His most recent offering is, “Gospel,” a program that honors the legacy of Gospel music in America. Trinity’s staff is tired of hearing me tell them to watch the four-part series, so I’m expanding my evangelistic efforts to you – the readers of Trinity Topics. My message is simple: Spend the four hours it will take you to watch all four episodes. You’ll be glad you did. It’s streaming on PBS Passport, or you can find it here:

As a lifelong Episcopalian, I didn’t grow up with Gospel music in church. We sang hymns from the Episcopal Church’s hymnals and anthems from the English Choral Tradition. This genre of music is beautiful, and I will love it to the end of my life. For years, this was the only music one heard in the Episcopal Church. “The Republican party at prayer” is the way Americans used to snicker at the Episcopal Church, the snobby, worldly US branch of the Anglican communion. But the church, like this country, has changed. It’s becoming multi-cultural – thank goodness! – more open and inclusive. And that includes the music we sing.

My introduction to Gospel music happened when I served my first interim assignment at St. Andrew’s Church in Cincinnati. The Director of Music there was Mrs. Irma Tillery, a force of nature and one of the editors of our church’s African American Hymnal, Lift Every Voice and Sing.

Although Trinity doesn’t have these hymnals in pew racks, Chelsie and Grace draw music from the book all the time – songs like “Precious Lord, take my hand,” and “I come to the garden alone.” But Mrs. Tillery took things a step further. She designated the first Sunday of every month as Gospel Sunday. On Gospel Sunday, Mrs. Tillery turned over the keyboard to Jerome, picked up her tambourine (although she was 80, she still played a mean tambourine), and sang in the Gospel Choir. Like the choir here at Trinity, the Gospel Choir at St. Andrew’s regularly brought down the house.
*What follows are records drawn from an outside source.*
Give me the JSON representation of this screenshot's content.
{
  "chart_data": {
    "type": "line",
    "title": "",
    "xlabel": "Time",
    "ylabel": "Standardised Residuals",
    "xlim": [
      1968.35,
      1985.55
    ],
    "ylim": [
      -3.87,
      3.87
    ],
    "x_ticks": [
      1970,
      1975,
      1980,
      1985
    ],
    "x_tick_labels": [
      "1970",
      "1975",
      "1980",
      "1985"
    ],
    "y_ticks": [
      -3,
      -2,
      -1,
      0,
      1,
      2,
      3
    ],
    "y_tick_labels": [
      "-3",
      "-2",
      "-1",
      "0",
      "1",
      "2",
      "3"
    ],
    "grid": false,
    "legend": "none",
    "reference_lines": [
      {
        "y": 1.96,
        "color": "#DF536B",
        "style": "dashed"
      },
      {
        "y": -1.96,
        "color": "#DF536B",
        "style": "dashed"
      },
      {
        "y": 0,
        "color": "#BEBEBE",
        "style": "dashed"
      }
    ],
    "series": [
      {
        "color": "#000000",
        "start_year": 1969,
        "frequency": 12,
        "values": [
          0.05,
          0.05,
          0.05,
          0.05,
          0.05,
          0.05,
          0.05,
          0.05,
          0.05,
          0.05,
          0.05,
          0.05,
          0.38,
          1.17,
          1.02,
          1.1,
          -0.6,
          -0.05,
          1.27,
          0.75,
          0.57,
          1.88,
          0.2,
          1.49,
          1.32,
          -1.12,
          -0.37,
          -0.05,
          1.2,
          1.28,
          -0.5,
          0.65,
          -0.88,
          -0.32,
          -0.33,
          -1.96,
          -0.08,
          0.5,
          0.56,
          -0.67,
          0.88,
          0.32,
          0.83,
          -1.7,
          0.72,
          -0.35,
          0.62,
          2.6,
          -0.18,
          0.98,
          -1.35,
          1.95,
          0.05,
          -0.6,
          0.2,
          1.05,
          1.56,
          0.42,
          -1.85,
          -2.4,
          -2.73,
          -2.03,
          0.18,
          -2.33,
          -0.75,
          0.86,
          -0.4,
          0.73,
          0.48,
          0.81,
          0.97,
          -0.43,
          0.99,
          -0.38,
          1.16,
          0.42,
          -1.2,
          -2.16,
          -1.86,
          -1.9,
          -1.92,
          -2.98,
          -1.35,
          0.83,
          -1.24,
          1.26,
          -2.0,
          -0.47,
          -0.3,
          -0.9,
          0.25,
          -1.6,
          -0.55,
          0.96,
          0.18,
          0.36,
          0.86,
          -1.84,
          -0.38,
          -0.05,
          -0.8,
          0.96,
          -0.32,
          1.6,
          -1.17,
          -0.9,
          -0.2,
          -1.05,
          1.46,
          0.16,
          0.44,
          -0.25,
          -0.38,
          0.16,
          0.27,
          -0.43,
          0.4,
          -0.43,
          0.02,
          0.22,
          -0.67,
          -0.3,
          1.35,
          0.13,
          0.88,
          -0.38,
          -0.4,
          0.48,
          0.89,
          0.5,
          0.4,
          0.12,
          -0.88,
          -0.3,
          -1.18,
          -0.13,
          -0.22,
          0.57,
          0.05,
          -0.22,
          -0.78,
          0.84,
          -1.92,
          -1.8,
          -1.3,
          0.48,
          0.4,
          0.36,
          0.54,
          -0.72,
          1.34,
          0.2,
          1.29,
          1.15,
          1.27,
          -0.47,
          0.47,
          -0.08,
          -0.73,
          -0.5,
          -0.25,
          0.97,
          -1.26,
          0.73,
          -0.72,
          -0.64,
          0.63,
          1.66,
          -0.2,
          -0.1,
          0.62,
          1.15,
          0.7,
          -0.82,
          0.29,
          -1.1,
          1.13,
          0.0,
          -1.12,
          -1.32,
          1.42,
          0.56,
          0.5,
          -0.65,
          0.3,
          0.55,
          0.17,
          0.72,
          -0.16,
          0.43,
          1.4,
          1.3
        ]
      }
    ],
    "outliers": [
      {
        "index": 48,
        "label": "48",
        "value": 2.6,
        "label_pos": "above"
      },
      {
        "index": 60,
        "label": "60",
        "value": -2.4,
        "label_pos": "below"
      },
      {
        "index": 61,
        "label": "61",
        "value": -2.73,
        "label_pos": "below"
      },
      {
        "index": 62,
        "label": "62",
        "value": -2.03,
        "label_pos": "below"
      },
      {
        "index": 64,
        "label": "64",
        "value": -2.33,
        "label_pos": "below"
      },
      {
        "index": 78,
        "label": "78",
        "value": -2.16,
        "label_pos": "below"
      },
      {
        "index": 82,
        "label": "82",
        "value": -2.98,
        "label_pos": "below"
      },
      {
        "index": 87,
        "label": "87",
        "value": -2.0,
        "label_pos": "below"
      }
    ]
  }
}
I’ve learned a lot about the origins of Gospel music from watching Dr. Gates’ series – about the emergence of Gospel music in Chicago and then, Detroit – and about the key figures in its development: Thomas A Dorsey, Jr., Mahalia Jackson, James Cleveland, Sister Rosetta Tharp, Aretha Franklin, the Winans, Andre Crouch and many others; and about its power to comfort, inspire, and empower.

If you’re looking for a different way to observe Lent, “Gospel” might be just the thing.

And again, when does Henry Louis Gates sleep? All these PBS programs and teaching undergraduate and graduate courses at Harvard. Wow! I look forward to the next project he has in the pipeline.